The anecdote comes from Dalio’s best-selling book “Principles.” In 2011, Dalio was beginning a seven-year transition out of his founder-leader role at Bridgewater Associates, the largest hedge-fund, with $150 billion in assets under management. He wrote that there was a vacuum left after his departure, which he called the “Ray gap.” He was worried that his company would flounder without him. To find out exactly what was missing from Bridgewater in his absence, he sent out a test to other CEOs and company founders to find their defining qualities.

The test closely followed the Bridgewater personality test that Dalio administers to potential new hires, which is in turn based on the Myers-Briggs Type Indicator (MBTI). Dalio has previously told Business Insider, “We look for people with a wide range of thinking types.” It may take all sorts to work in a company, but Dalio found that leaders aren’t that different from one another.

Dalio called these business giants “shapers,” or people who shape society. According to him, there are two types of shapers: managers and inventors. Managers take a great idea and perfect it without much creative thinking, while inventors push their vision without necessarily turning it into a business. For example, Albert Einstein was an inventor. Jack Welch (General Electric) is a manager. Bill Gates and Elon Musk are both, as was Steve Jobs.

The test was given to the shapers Elon Musk (Tesla, SpaceX), Bill Gates (Microsoft), Jack Dorsey (Twitter), and Reed Hastings (Netflix). When they were faced with the choice between achieving their goals or pleasing others, they chose to achieve their goals every time.

However, Dalio goes on to say that scoring low in this category doesn’t mean what most people think.

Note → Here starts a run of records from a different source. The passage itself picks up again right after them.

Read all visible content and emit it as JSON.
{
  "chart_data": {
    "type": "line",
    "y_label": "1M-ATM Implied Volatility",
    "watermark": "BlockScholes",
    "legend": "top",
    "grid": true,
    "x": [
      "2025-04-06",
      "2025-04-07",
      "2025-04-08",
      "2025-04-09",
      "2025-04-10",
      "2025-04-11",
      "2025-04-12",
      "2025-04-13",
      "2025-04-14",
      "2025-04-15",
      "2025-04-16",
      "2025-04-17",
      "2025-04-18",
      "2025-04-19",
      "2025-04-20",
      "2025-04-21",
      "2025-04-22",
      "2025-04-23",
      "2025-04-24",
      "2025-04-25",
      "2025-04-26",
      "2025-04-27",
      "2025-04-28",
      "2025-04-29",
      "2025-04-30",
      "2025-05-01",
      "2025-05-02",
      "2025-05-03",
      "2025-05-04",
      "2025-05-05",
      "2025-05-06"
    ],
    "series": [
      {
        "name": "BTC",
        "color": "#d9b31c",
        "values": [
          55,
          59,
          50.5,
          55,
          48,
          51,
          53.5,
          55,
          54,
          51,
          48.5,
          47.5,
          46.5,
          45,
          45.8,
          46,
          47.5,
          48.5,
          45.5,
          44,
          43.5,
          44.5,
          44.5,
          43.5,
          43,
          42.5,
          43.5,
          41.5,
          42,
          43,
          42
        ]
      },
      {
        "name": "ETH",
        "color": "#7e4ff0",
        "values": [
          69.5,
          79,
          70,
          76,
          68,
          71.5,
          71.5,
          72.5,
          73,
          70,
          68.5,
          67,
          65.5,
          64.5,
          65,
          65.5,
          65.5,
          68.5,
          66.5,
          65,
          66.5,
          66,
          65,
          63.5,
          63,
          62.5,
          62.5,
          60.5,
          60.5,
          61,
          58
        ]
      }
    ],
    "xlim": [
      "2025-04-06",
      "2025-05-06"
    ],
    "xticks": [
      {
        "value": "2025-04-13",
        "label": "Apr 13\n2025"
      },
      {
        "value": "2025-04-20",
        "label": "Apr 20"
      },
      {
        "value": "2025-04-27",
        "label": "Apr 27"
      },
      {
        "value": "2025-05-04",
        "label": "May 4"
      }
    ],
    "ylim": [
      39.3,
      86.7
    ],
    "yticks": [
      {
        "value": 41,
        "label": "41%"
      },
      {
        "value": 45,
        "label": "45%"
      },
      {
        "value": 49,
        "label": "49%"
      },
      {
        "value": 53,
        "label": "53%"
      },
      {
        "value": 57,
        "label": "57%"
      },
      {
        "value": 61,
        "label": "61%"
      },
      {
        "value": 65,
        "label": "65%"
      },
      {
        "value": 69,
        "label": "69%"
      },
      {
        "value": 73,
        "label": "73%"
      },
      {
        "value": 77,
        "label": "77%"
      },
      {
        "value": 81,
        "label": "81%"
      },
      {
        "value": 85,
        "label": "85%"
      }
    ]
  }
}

It means that, when given the choice of caring about pursuing a vision or upsetting someone, these leaders will choose to overlook upsetting someone to achieve whatever needs to be done.

So they’re not really heartless: They just won’t let anything stand in their way, including some hurt feelings.

Shapers did have some other qualities in common as well: the ability to pay attention to the big picture and the details at the same time, not letting anyone stand in the way of their goals, and having a flexible vision that changes in order to make things work better.